The presence of irrelevant and redundant features in high-dimensional data increases the machine learning model’s time and space complexity, thus seriously affecting the accuracy and operational efficiency. The traditional chimpanzee optimization algorithm is prone to problems such as slow convergence speed and low optimization search accuracy, leading to the inability to remove irrelevant and redundant features effectively. To balance the ability of local exploration and global exploitation and avoid local optimality. In this paper, we conduct an in-depth study of the chimp population hierarchy, propose the enhanced chimp hierarchy optimization algorithm for adaptive lens imaging (ALI-CHoASH), and incorporate this algorithm into the feature selection algorithm. The following conclusions are drawn by combining the exploration and exploitation capacity percentage, classification accuracy, average optimal fitness value and optimal fitness value:

  • Individual chimp inter-somatic relationships were optimized by designing a chimp social hierarchy. The social hierarchy factor was used to control the hunting patterns of chimp groups and adjust the balance between local exploration and global exploitation, guiding individual chimps to search more broadly within their social hierarchy.
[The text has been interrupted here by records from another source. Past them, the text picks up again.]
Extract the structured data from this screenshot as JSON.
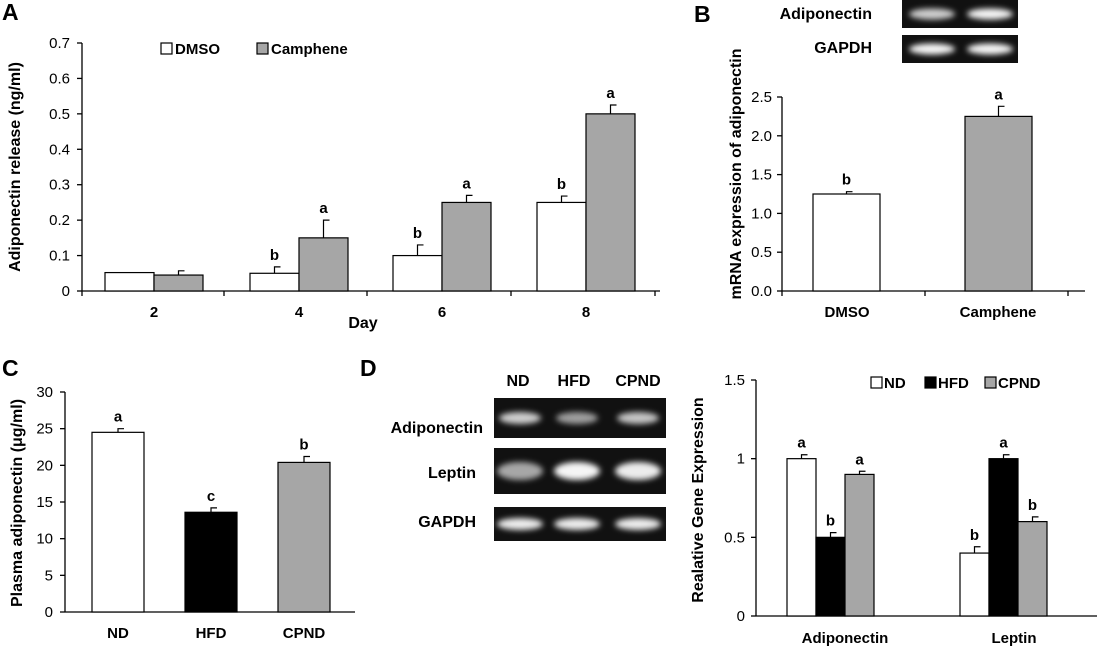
{
  "colors": {
    "white": "#ffffff",
    "black": "#000000",
    "gray": "#a6a6a6"
  },
  "chart_data": [
    {
      "id": "A",
      "type": "bar",
      "panel_label": "A",
      "categories": [
        "2",
        "4",
        "6",
        "8"
      ],
      "xlabel": "Day",
      "ylabel": "Adiponectin release (ng/ml)",
      "ylim": [
        0,
        0.7
      ],
      "yticks": [
        "0",
        "0.1",
        "0.2",
        "0.3",
        "0.4",
        "0.5",
        "0.6",
        "0.7"
      ],
      "legend_position": "top",
      "series": [
        {
          "name": "DMSO",
          "color": "#ffffff",
          "values": [
            0.052,
            0.05,
            0.1,
            0.25
          ],
          "errors": [
            0,
            0.018,
            0.03,
            0.018
          ],
          "letters": [
            "",
            "b",
            "b",
            "b"
          ]
        },
        {
          "name": "Camphene",
          "color": "#a6a6a6",
          "values": [
            0.045,
            0.15,
            0.25,
            0.5
          ],
          "errors": [
            0.012,
            0.05,
            0.02,
            0.025
          ],
          "letters": [
            "",
            "a",
            "a",
            "a"
          ]
        }
      ]
    },
    {
      "id": "B",
      "type": "bar",
      "panel_label": "B",
      "categories": [
        "DMSO",
        "Camphene"
      ],
      "ylabel": "mRNA expression of adiponectin",
      "ylim": [
        0,
        2.5
      ],
      "yticks": [
        "0.0",
        "0.5",
        "1.0",
        "1.5",
        "2.0",
        "2.5"
      ],
      "series": [
        {
          "values": [
            1.25,
            2.25
          ],
          "colors": [
            "#ffffff",
            "#a6a6a6"
          ],
          "errors": [
            0.03,
            0.13
          ],
          "letters": [
            "b",
            "a"
          ]
        }
      ]
    },
    {
      "id": "C",
      "type": "bar",
      "panel_label": "C",
      "categories": [
        "ND",
        "HFD",
        "CPND"
      ],
      "ylabel": "Plasma adiponectin (μg/ml)",
      "ylim": [
        0,
        30
      ],
      "yticks": [
        "0",
        "5",
        "10",
        "15",
        "20",
        "25",
        "30"
      ],
      "series": [
        {
          "values": [
            24.5,
            13.6,
            20.4
          ],
          "colors": [
            "#ffffff",
            "#000000",
            "#a6a6a6"
          ],
          "errors": [
            0.5,
            0.6,
            0.8
          ],
          "letters": [
            "a",
            "c",
            "b"
          ]
        }
      ]
    },
    {
      "id": "D",
      "type": "bar",
      "panel_label": "D",
      "categories": [
        "Adiponectin",
        "Leptin"
      ],
      "ylabel": "Realative Gene Expression",
      "ylim": [
        0,
        1.5
      ],
      "yticks": [
        "0",
        "0.5",
        "1",
        "1.5"
      ],
      "legend_position": "top-right",
      "series": [
        {
          "name": "ND",
          "color": "#ffffff",
          "values": [
            1.0,
            0.4
          ],
          "errors": [
            0.025,
            0.04
          ],
          "letters": [
            "a",
            "b"
          ]
        },
        {
          "name": "HFD",
          "color": "#000000",
          "values": [
            0.5,
            1.0
          ],
          "errors": [
            0.03,
            0.025
          ],
          "letters": [
            "b",
            "a"
          ]
        },
        {
          "name": "CPND",
          "color": "#a6a6a6",
          "values": [
            0.9,
            0.6
          ],
          "errors": [
            0.02,
            0.03
          ],
          "letters": [
            "a",
            "b"
          ]
        }
      ]
    }
  ],
  "gel_B": {
    "labels": [
      "Adiponectin",
      "GAPDH"
    ],
    "intensities": [
      [
        0.75,
        0.95
      ],
      [
        0.95,
        0.95
      ]
    ]
  },
  "gel_D": {
    "lanes": [
      "ND",
      "HFD",
      "CPND"
    ],
    "labels": [
      "Adiponectin",
      "Leptin",
      "GAPDH"
    ],
    "intensities": [
      [
        0.75,
        0.5,
        0.7
      ],
      [
        0.55,
        0.95,
        0.9
      ],
      [
        0.9,
        0.9,
        0.9
      ]
    ]
  }
}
  • In the late iteration, due to the decline of population diversity, the traditional CHoA algorithm can easily fall into the local optimum. The position of individual chimps is optimised using the oppositional learning strategy of adaptive lens imaging, which improves the ability to jump out of the local optimum solution in the late iteration.

  • Comparison test experiments regarding exploration and exploitation capacity percentage, classification accuracy and optimal fitness value show that the ALI-CHoASH algorithm has a better convergence effect and optimisation accuracy, proving that the improvement strategy proposed in this paper is effective.

In conclusion, ALI-CHoASH has some advantages in addressing feature selection. However, it still has shortcomings in reducing the feature dimensions of datasets such as Isolet, Leukemia_1 and 9_Tumor. Therefore, in future work, how to optimize the chimpanzee social hierarchy and hunting patterns, refine the classification optimization ability of ALI-CHoASH, and improve the classification effect of the algorithm on higher feature dimensions will be the main focus of future research.